Because he didn’t do his homework.
Doctor: I will deliver the baby right away.
Dad: I would like the baby to have a liver.
My dad went to go get milk. He came back 7 years later, and we had to send him back because he got the wrong milk.
What do Bob Ross's painting and the orphanage have in common?
They're both filled with happy little accidents.
Anyone want to fuck? Cause my sisters are such cunts!
A virgin is what I called my daughter before I took that away from her.
When someone said to an orphan, "My boyfriend ghosted me," the orphan says back, "Don't worry, my parents ghosted me!" 🤣
Why can't orphans be gay?
Because they got nobody to call "daddy."
What issues don't orphans have?
Daddy issues.
I don't know, I don't have one.
The 2nd worst thing that happened to an orphan was finding out the milk man passed.
Q: What does your Mama and a slinky have in common?
A: They aren't much to look at, but you can't help cracking a smile when you see it tumbling down the stairs.
What do my dad and Nemo have in common? They both can’t be found.
Is your dad a magician?
Because he magically disappeared.
So you decide one day to ask your son if he wants to f**k, do you do it for 3 hours, then you realize how will I explain another pregnancy to my sterile husband?

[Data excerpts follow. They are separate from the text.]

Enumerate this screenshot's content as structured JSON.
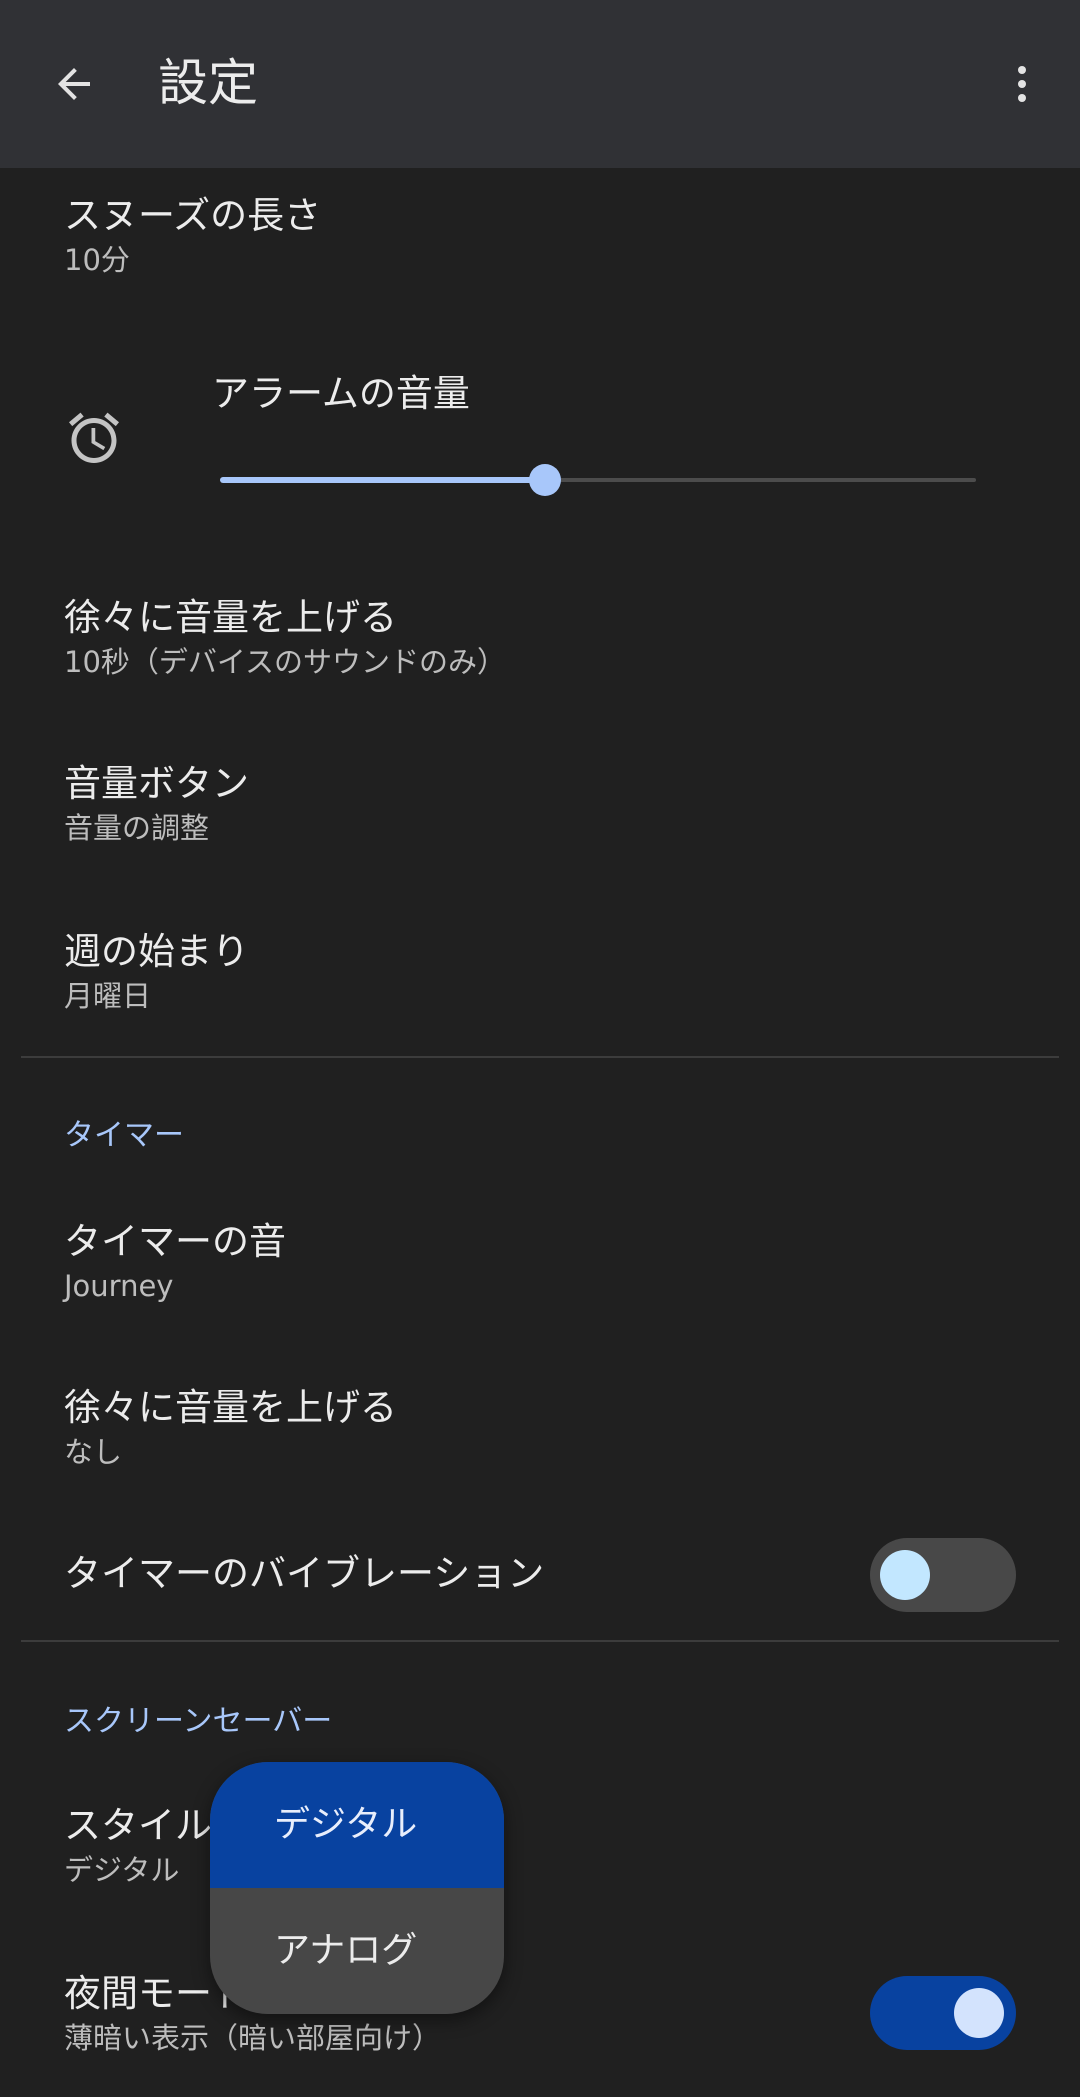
{
  "appbar": {
    "title": "設定",
    "back_icon": "arrow-left-icon",
    "more_icon": "more-vert-icon"
  },
  "alarm": {
    "snooze": {
      "title": "スヌーズの長さ",
      "value": "10分"
    },
    "volume": {
      "label": "アラームの音量",
      "icon": "alarm-clock-icon",
      "level_fraction": 0.43
    },
    "gradual_volume": {
      "title": "徐々に音量を上げる",
      "value": "10秒（デバイスのサウンドのみ）"
    },
    "volume_buttons": {
      "title": "音量ボタン",
      "value": "音量の調整"
    },
    "week_start": {
      "title": "週の始まり",
      "value": "月曜日"
    }
  },
  "timer": {
    "header": "タイマー",
    "sound": {
      "title": "タイマーの音",
      "value": "Journey"
    },
    "gradual_volume": {
      "title": "徐々に音量を上げる",
      "value": "なし"
    },
    "vibration": {
      "title": "タイマーのバイブレーション",
      "enabled": false
    }
  },
  "screensaver": {
    "header": "スクリーンセーバー",
    "style": {
      "title": "スタイル",
      "value": "デジタル"
    },
    "night_mode": {
      "title": "夜間モード",
      "value": "薄暗い表示（暗い部屋向け）",
      "enabled": true
    }
  },
  "style_popup": {
    "options": [
      "デジタル",
      "アナログ"
    ],
    "selected": "デジタル"
  },
  "colors": {
    "accent": "#a8c7fa",
    "toggle_on": "#0842a0",
    "background": "#202020",
    "appbar": "#303135"
  }
}
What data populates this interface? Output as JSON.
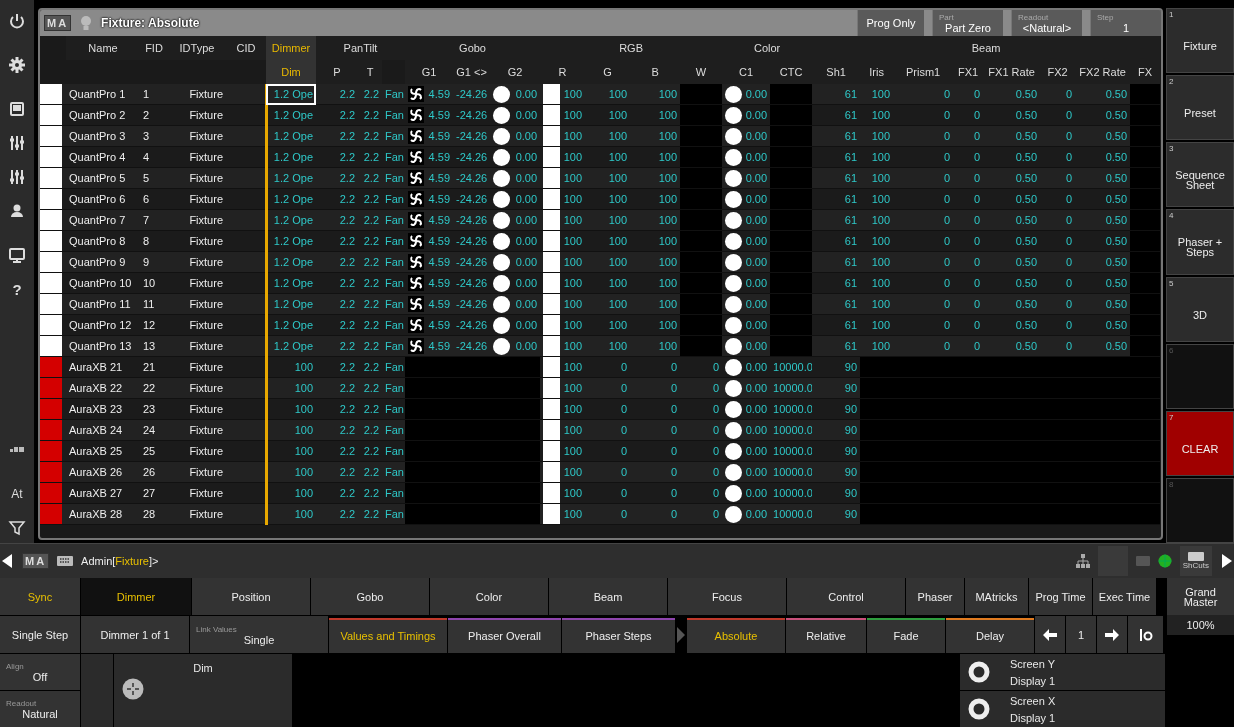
{
  "left_toolbar": {
    "help": "?",
    "at": "At"
  },
  "window": {
    "logo": "MA",
    "title": "Fixture: Absolute",
    "controls": [
      {
        "value": "Prog Only"
      },
      {
        "caption": "Part",
        "value": "Part Zero"
      },
      {
        "caption": "Readout",
        "value": "<Natural>"
      },
      {
        "caption": "Step",
        "value": "1"
      }
    ]
  },
  "table": {
    "groups": [
      {
        "label": "Name",
        "selected": false,
        "columns": [
          {
            "kind": "info"
          }
        ]
      },
      {
        "label": "FID",
        "selected": false,
        "columns": [
          {
            "kind": "info"
          }
        ]
      },
      {
        "label": "IDType",
        "selected": false,
        "columns": [
          {
            "kind": "info"
          }
        ]
      },
      {
        "label": "CID",
        "selected": false,
        "columns": [
          {
            "kind": "info"
          }
        ]
      },
      {
        "label": "Dimmer",
        "selected": true,
        "columns": [
          {
            "label": "Dim",
            "kind": "attr"
          }
        ]
      },
      {
        "label": "PanTilt",
        "selected": false,
        "columns": [
          {
            "label": "P",
            "kind": "attr"
          },
          {
            "label": "T",
            "kind": "attr"
          },
          {
            "kind": "attr"
          }
        ]
      },
      {
        "label": "Gobo",
        "selected": false,
        "columns": [
          {
            "label": "G1",
            "kind": "gobo"
          },
          {
            "label": "G1 <>",
            "kind": "attr"
          },
          {
            "label": "G2",
            "kind": "wheel"
          }
        ]
      },
      {
        "label": "RGB",
        "selected": false,
        "columns": [
          {
            "label": "R",
            "kind": "swatch"
          },
          {
            "label": "G",
            "kind": "attr"
          },
          {
            "label": "B",
            "kind": "attr"
          },
          {
            "label": "W",
            "kind": "attr"
          }
        ]
      },
      {
        "label": "Color",
        "selected": false,
        "columns": [
          {
            "label": "C1",
            "kind": "wheel"
          },
          {
            "label": "CTC",
            "kind": "attr"
          }
        ]
      },
      {
        "label": "Beam",
        "selected": false,
        "columns": [
          {
            "label": "Sh1",
            "kind": "attr"
          },
          {
            "label": "Iris",
            "kind": "attr"
          },
          {
            "label": "Prism1",
            "kind": "attr"
          },
          {
            "label": "FX1",
            "kind": "attr"
          },
          {
            "label": "FX1 Rate",
            "kind": "attr"
          },
          {
            "label": "FX2",
            "kind": "attr"
          },
          {
            "label": "FX2 Rate",
            "kind": "attr"
          },
          {
            "label": "FX",
            "kind": "attr"
          }
        ]
      }
    ],
    "rows": [
      {
        "color": "#ffffff",
        "selected": true,
        "cells": [
          "QuantPro 1",
          "1",
          "Fixture",
          null,
          "1.2 Ope",
          "2.2",
          "2.2",
          "Fan",
          "4.59",
          "-24.26",
          "0.00",
          "100",
          "100",
          "100",
          null,
          "0.00",
          null,
          "61",
          "100",
          "0",
          "0",
          "0.50",
          "0",
          "0.50",
          null
        ]
      },
      {
        "color": "#ffffff",
        "selected": false,
        "cells": [
          "QuantPro 2",
          "2",
          "Fixture",
          null,
          "1.2 Ope",
          "2.2",
          "2.2",
          "Fan",
          "4.59",
          "-24.26",
          "0.00",
          "100",
          "100",
          "100",
          null,
          "0.00",
          null,
          "61",
          "100",
          "0",
          "0",
          "0.50",
          "0",
          "0.50",
          null
        ]
      },
      {
        "color": "#ffffff",
        "selected": false,
        "cells": [
          "QuantPro 3",
          "3",
          "Fixture",
          null,
          "1.2 Ope",
          "2.2",
          "2.2",
          "Fan",
          "4.59",
          "-24.26",
          "0.00",
          "100",
          "100",
          "100",
          null,
          "0.00",
          null,
          "61",
          "100",
          "0",
          "0",
          "0.50",
          "0",
          "0.50",
          null
        ]
      },
      {
        "color": "#ffffff",
        "selected": false,
        "cells": [
          "QuantPro 4",
          "4",
          "Fixture",
          null,
          "1.2 Ope",
          "2.2",
          "2.2",
          "Fan",
          "4.59",
          "-24.26",
          "0.00",
          "100",
          "100",
          "100",
          null,
          "0.00",
          null,
          "61",
          "100",
          "0",
          "0",
          "0.50",
          "0",
          "0.50",
          null
        ]
      },
      {
        "color": "#ffffff",
        "selected": false,
        "cells": [
          "QuantPro 5",
          "5",
          "Fixture",
          null,
          "1.2 Ope",
          "2.2",
          "2.2",
          "Fan",
          "4.59",
          "-24.26",
          "0.00",
          "100",
          "100",
          "100",
          null,
          "0.00",
          null,
          "61",
          "100",
          "0",
          "0",
          "0.50",
          "0",
          "0.50",
          null
        ]
      },
      {
        "color": "#ffffff",
        "selected": false,
        "cells": [
          "QuantPro 6",
          "6",
          "Fixture",
          null,
          "1.2 Ope",
          "2.2",
          "2.2",
          "Fan",
          "4.59",
          "-24.26",
          "0.00",
          "100",
          "100",
          "100",
          null,
          "0.00",
          null,
          "61",
          "100",
          "0",
          "0",
          "0.50",
          "0",
          "0.50",
          null
        ]
      },
      {
        "color": "#ffffff",
        "selected": false,
        "cells": [
          "QuantPro 7",
          "7",
          "Fixture",
          null,
          "1.2 Ope",
          "2.2",
          "2.2",
          "Fan",
          "4.59",
          "-24.26",
          "0.00",
          "100",
          "100",
          "100",
          null,
          "0.00",
          null,
          "61",
          "100",
          "0",
          "0",
          "0.50",
          "0",
          "0.50",
          null
        ]
      },
      {
        "color": "#ffffff",
        "selected": false,
        "cells": [
          "QuantPro 8",
          "8",
          "Fixture",
          null,
          "1.2 Ope",
          "2.2",
          "2.2",
          "Fan",
          "4.59",
          "-24.26",
          "0.00",
          "100",
          "100",
          "100",
          null,
          "0.00",
          null,
          "61",
          "100",
          "0",
          "0",
          "0.50",
          "0",
          "0.50",
          null
        ]
      },
      {
        "color": "#ffffff",
        "selected": false,
        "cells": [
          "QuantPro 9",
          "9",
          "Fixture",
          null,
          "1.2 Ope",
          "2.2",
          "2.2",
          "Fan",
          "4.59",
          "-24.26",
          "0.00",
          "100",
          "100",
          "100",
          null,
          "0.00",
          null,
          "61",
          "100",
          "0",
          "0",
          "0.50",
          "0",
          "0.50",
          null
        ]
      },
      {
        "color": "#ffffff",
        "selected": false,
        "cells": [
          "QuantPro 10",
          "10",
          "Fixture",
          null,
          "1.2 Ope",
          "2.2",
          "2.2",
          "Fan",
          "4.59",
          "-24.26",
          "0.00",
          "100",
          "100",
          "100",
          null,
          "0.00",
          null,
          "61",
          "100",
          "0",
          "0",
          "0.50",
          "0",
          "0.50",
          null
        ]
      },
      {
        "color": "#ffffff",
        "selected": false,
        "cells": [
          "QuantPro 11",
          "11",
          "Fixture",
          null,
          "1.2 Ope",
          "2.2",
          "2.2",
          "Fan",
          "4.59",
          "-24.26",
          "0.00",
          "100",
          "100",
          "100",
          null,
          "0.00",
          null,
          "61",
          "100",
          "0",
          "0",
          "0.50",
          "0",
          "0.50",
          null
        ]
      },
      {
        "color": "#ffffff",
        "selected": false,
        "cells": [
          "QuantPro 12",
          "12",
          "Fixture",
          null,
          "1.2 Ope",
          "2.2",
          "2.2",
          "Fan",
          "4.59",
          "-24.26",
          "0.00",
          "100",
          "100",
          "100",
          null,
          "0.00",
          null,
          "61",
          "100",
          "0",
          "0",
          "0.50",
          "0",
          "0.50",
          null
        ]
      },
      {
        "color": "#ffffff",
        "selected": false,
        "cells": [
          "QuantPro 13",
          "13",
          "Fixture",
          null,
          "1.2 Ope",
          "2.2",
          "2.2",
          "Fan",
          "4.59",
          "-24.26",
          "0.00",
          "100",
          "100",
          "100",
          null,
          "0.00",
          null,
          "61",
          "100",
          "0",
          "0",
          "0.50",
          "0",
          "0.50",
          null
        ]
      },
      {
        "color": "#d40000",
        "selected": false,
        "cells": [
          "AuraXB 21",
          "21",
          "Fixture",
          null,
          "100",
          "2.2",
          "2.2",
          "Fan",
          null,
          null,
          null,
          "100",
          "0",
          "0",
          "0",
          "0.00",
          "10000.0",
          "90",
          null,
          null,
          null,
          null,
          null,
          null,
          null
        ]
      },
      {
        "color": "#d40000",
        "selected": false,
        "cells": [
          "AuraXB 22",
          "22",
          "Fixture",
          null,
          "100",
          "2.2",
          "2.2",
          "Fan",
          null,
          null,
          null,
          "100",
          "0",
          "0",
          "0",
          "0.00",
          "10000.0",
          "90",
          null,
          null,
          null,
          null,
          null,
          null,
          null
        ]
      },
      {
        "color": "#d40000",
        "selected": false,
        "cells": [
          "AuraXB 23",
          "23",
          "Fixture",
          null,
          "100",
          "2.2",
          "2.2",
          "Fan",
          null,
          null,
          null,
          "100",
          "0",
          "0",
          "0",
          "0.00",
          "10000.0",
          "90",
          null,
          null,
          null,
          null,
          null,
          null,
          null
        ]
      },
      {
        "color": "#d40000",
        "selected": false,
        "cells": [
          "AuraXB 24",
          "24",
          "Fixture",
          null,
          "100",
          "2.2",
          "2.2",
          "Fan",
          null,
          null,
          null,
          "100",
          "0",
          "0",
          "0",
          "0.00",
          "10000.0",
          "90",
          null,
          null,
          null,
          null,
          null,
          null,
          null
        ]
      },
      {
        "color": "#d40000",
        "selected": false,
        "cells": [
          "AuraXB 25",
          "25",
          "Fixture",
          null,
          "100",
          "2.2",
          "2.2",
          "Fan",
          null,
          null,
          null,
          "100",
          "0",
          "0",
          "0",
          "0.00",
          "10000.0",
          "90",
          null,
          null,
          null,
          null,
          null,
          null,
          null
        ]
      },
      {
        "color": "#d40000",
        "selected": false,
        "cells": [
          "AuraXB 26",
          "26",
          "Fixture",
          null,
          "100",
          "2.2",
          "2.2",
          "Fan",
          null,
          null,
          null,
          "100",
          "0",
          "0",
          "0",
          "0.00",
          "10000.0",
          "90",
          null,
          null,
          null,
          null,
          null,
          null,
          null
        ]
      },
      {
        "color": "#d40000",
        "selected": false,
        "cells": [
          "AuraXB 27",
          "27",
          "Fixture",
          null,
          "100",
          "2.2",
          "2.2",
          "Fan",
          null,
          null,
          null,
          "100",
          "0",
          "0",
          "0",
          "0.00",
          "10000.0",
          "90",
          null,
          null,
          null,
          null,
          null,
          null,
          null
        ]
      },
      {
        "color": "#d40000",
        "selected": false,
        "cells": [
          "AuraXB 28",
          "28",
          "Fixture",
          null,
          "100",
          "2.2",
          "2.2",
          "Fan",
          null,
          null,
          null,
          "100",
          "0",
          "0",
          "0",
          "0.00",
          "10000.0",
          "90",
          null,
          null,
          null,
          null,
          null,
          null,
          null
        ]
      }
    ]
  },
  "views": [
    {
      "number": "1",
      "label": "Fixture",
      "kind": "view"
    },
    {
      "number": "2",
      "label": "Preset",
      "kind": "view"
    },
    {
      "number": "3",
      "label": "Sequence Sheet",
      "kind": "view"
    },
    {
      "number": "4",
      "label": "Phaser + Steps",
      "kind": "view"
    },
    {
      "number": "5",
      "label": "3D",
      "kind": "view"
    },
    {
      "number": "6",
      "kind": "empty"
    },
    {
      "number": "7",
      "label": "CLEAR",
      "kind": "clear"
    },
    {
      "number": "8",
      "kind": "empty"
    }
  ],
  "command_line": {
    "logo": "MA",
    "prompt": [
      {
        "text": "Admin[",
        "highlight": false
      },
      {
        "text": "Fixture",
        "highlight": true
      },
      {
        "text": "]>",
        "highlight": false
      }
    ],
    "shortcuts": "ShCuts"
  },
  "encoder_bar": {
    "sync": {
      "label": "Sync",
      "on": true
    },
    "feature_tabs": [
      {
        "label": "Dimmer",
        "selected": true
      },
      {
        "label": "Position",
        "selected": false
      },
      {
        "label": "Gobo",
        "selected": false
      },
      {
        "label": "Color",
        "selected": false
      },
      {
        "label": "Beam",
        "selected": false
      },
      {
        "label": "Focus",
        "selected": false
      },
      {
        "label": "Control",
        "selected": false
      },
      {
        "label": "Phaser",
        "selected": false
      },
      {
        "label": "MAtricks",
        "selected": false
      },
      {
        "label": "Prog Time",
        "selected": false
      },
      {
        "label": "Exec Time",
        "selected": false
      }
    ],
    "single_step": "Single Step",
    "attribute_page": "Dimmer 1 of 1",
    "link_values": {
      "caption": "Link Values",
      "value": "Single"
    },
    "layer_tabs": [
      {
        "label": "Values and Timings",
        "color": "#c0392b",
        "selected": true
      },
      {
        "label": "Phaser Overall",
        "color": "#8e44ad",
        "selected": false
      },
      {
        "label": "Phaser Steps",
        "color": "#8e44ad",
        "selected": false
      }
    ],
    "mode_tabs": [
      {
        "label": "Absolute",
        "color": "#c0392b",
        "selected": true
      },
      {
        "label": "Relative",
        "color": "#c8507a",
        "selected": false
      },
      {
        "label": "Fade",
        "color": "#2e9e3e",
        "selected": false
      },
      {
        "label": "Delay",
        "color": "#e07b20",
        "selected": false
      }
    ],
    "step": "1",
    "align": {
      "caption": "Align",
      "value": "Off"
    },
    "readout": {
      "caption": "Readout",
      "value": "Natural"
    },
    "encoder": {
      "label": "Dim"
    },
    "screen_encoders": [
      {
        "label": "Screen Y",
        "value": "Display 1"
      },
      {
        "label": "Screen X",
        "value": "Display 1"
      }
    ],
    "grand_master": {
      "label": "Grand Master",
      "value": "100%"
    }
  }
}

I used to look up to my mom, but now that I am 12, I look down on her.
Why did the orphan die on the road? Because they had no one to hold their hand.
What's the best part of being an orphan?
All the chips and candy bars are family sized.
What's the difference between an orphan and an apple tree? The apples get picked.
Why did the smart orphan lose the tech competition?
The motherboard was nowhere to be found.